Unidade iniciou produção de amônia em 31 de dezembro e marca nova fase da indústria de fertilizantes no estado, com geração de empregos e fortalecimento da cadeia produtiva.
A Fábrica de Fertilizantes Nitrogenados de Sergipe (Fafen Sergipe) retomou oficialmente suas operações com o início da produção de amônia no dia 31 de dezembro, marcando uma nova fase para a indústria de fertilizantes no estado. O anúncio foi feito pela Petrobras, por meio da presidente da estatal, Magda Chambriard.

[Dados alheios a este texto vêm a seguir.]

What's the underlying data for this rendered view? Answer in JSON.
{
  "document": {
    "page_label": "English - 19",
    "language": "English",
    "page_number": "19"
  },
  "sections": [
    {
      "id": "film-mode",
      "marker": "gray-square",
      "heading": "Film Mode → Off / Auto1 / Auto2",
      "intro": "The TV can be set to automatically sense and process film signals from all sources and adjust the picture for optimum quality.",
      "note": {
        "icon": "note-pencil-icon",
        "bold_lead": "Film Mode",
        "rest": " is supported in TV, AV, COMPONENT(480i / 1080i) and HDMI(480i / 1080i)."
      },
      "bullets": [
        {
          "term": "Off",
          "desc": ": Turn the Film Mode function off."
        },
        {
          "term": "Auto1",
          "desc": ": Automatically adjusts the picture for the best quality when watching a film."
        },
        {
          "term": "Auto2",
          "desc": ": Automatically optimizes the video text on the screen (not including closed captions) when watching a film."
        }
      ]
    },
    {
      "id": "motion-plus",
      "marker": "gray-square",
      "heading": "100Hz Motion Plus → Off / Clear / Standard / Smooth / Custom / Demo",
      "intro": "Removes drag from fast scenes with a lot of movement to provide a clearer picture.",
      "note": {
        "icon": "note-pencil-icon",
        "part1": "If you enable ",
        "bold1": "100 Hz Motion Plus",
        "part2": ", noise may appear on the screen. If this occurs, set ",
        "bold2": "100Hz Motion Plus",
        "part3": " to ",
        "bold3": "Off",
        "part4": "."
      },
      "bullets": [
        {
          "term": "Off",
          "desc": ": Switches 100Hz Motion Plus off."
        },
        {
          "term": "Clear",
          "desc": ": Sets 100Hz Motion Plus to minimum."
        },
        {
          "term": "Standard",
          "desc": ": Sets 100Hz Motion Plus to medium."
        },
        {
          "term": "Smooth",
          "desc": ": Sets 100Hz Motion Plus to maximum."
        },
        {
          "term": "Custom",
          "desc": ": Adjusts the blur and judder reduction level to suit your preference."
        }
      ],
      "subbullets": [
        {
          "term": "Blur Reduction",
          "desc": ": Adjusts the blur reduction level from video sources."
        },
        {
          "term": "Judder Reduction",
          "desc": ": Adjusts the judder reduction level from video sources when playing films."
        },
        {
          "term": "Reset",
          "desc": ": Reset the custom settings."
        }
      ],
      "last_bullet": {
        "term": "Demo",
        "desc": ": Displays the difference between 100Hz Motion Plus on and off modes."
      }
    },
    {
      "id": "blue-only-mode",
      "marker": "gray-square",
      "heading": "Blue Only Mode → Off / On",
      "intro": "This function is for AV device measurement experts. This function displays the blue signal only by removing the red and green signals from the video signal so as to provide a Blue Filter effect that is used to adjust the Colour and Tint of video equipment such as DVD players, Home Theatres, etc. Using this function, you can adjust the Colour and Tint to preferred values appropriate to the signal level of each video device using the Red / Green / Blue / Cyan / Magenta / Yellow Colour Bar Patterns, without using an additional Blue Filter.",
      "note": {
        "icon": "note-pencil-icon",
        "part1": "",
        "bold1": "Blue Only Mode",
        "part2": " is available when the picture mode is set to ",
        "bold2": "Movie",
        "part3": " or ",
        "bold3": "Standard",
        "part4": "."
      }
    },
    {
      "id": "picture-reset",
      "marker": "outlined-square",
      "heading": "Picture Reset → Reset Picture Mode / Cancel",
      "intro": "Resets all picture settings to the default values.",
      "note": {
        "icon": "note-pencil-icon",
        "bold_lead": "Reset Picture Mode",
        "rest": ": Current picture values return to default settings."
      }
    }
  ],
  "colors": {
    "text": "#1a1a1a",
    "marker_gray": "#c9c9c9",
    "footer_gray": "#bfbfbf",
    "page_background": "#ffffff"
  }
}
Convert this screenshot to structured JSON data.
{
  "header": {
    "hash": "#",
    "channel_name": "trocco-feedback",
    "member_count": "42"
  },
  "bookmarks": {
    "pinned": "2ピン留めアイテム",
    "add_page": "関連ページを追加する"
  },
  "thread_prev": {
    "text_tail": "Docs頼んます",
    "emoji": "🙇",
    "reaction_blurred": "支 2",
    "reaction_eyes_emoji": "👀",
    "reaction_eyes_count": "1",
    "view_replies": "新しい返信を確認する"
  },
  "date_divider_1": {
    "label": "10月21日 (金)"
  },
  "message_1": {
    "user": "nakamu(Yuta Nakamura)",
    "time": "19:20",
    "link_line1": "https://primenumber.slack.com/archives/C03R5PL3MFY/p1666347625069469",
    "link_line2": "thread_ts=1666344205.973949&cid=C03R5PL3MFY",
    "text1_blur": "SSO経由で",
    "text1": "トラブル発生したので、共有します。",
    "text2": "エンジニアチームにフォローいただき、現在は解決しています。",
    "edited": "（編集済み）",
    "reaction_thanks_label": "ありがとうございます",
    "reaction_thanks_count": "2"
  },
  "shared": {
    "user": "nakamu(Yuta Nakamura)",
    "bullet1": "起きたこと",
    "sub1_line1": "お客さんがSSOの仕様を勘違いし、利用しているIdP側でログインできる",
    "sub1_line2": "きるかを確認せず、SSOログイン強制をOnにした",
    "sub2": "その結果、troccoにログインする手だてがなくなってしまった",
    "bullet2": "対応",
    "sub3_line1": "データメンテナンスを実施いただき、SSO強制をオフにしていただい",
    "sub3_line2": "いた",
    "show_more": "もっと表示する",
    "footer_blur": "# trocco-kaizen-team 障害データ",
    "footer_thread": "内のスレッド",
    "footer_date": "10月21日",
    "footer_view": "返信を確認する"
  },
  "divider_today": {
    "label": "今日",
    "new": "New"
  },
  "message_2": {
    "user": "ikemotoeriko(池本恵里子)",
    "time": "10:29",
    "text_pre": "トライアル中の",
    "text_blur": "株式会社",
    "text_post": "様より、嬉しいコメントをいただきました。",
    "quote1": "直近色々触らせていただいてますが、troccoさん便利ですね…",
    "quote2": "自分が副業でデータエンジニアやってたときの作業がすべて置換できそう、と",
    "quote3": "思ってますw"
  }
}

O Governo de Sergipe, através da Secretaria de Estado do Desenvolvimento Econômico e da Ciência e Tecnologia (Sedetec), acompanha de perto todas as etapas do processo de retomada das atividades da unidade, considerada estratégica para o desenvolvimento econômico estadual.
A Fafen Sergipe possui capacidade instalada para produzir 1,8 mil toneladas de ureia por dia, enquanto a Fafen Bahia pode alcançar 1,3 mil toneladas diárias. Juntas, as duas plantas devem gerar cerca de 800 empregos diretos e indiretos, além de contribuir para o fortalecimento da cadeia produtiva de fertilizantes no Nordeste.
Nova operação após período de paralisação
Arrendada à iniciativa privada desde 2020, a Fafen Sergipe teve suas atividades paralisadas em março de 2024, após a então operadora, a Unigel, alegar inviabilidade econômica. Com o encerramento do contrato e a realização de um novo processo licitatório, a unidade passou a ser operada pela Engeman Manutenção de Equipamentos, que atua como prestadora de serviços, enquanto a Petrobras permanece responsável pelas atividades comerciais.
O secretário de Estado do Desenvolvimento Econômico e da Ciência e Tecnologia, Valmor Barbosa, destacou a importância da retomada. “Continuamos à disposição da operadora e da Petrobras para que a Fafen opere com total regularidade, contribuindo para o desenvolvimento estadual. Esta nova fase certamente impulsionará o crescimento econômico e trará benefícios à população sergipana”, afirmou.
Importância histórica da Fafen Sergipe
Implantada pela Petrobras em 1980, a Fafen Sergipe tornou-se um polo estratégico para a produção de ureia e amônia no Nordeste, impulsionando investimentos em infraestrutura no estado, como obras de abastecimento hídrico, melhorias nos sistemas de energia, transporte e telecomunicações.
Ao longo das décadas, a unidade enfrentou desafios operacionais que resultaram em reduções de turno e paralisações, mas manteve sua relevância ao gerar centenas de empregos diretos e indiretos. Em 2018, a Petrobras anunciou a hibernação da planta, que foi posteriormente arrendada ao grupo Unigel em 2019, após negociações mediadas pelo Governo de Sergipe, com retomada das operações em 2021.
Entretanto, a partir de 2023, a fábrica voltou a enfrentar dificuldades e passou por novas paralisações. Em março de 2024, as atividades foram suspensas por tempo indeterminado. Após ajustes judiciais, a Petrobras abriu licitação para a escolha de uma nova operadora das unidades de Sergipe e Bahia, vencida pela Engeman, com contrato assinado em setembro de 2025.
Com a retomada da produção de amônia, a expectativa é de que a Fafen Sergipe volte a desempenhar papel central no parque industrial do estado e no fortalecimento da produção nacional de fertilizantes.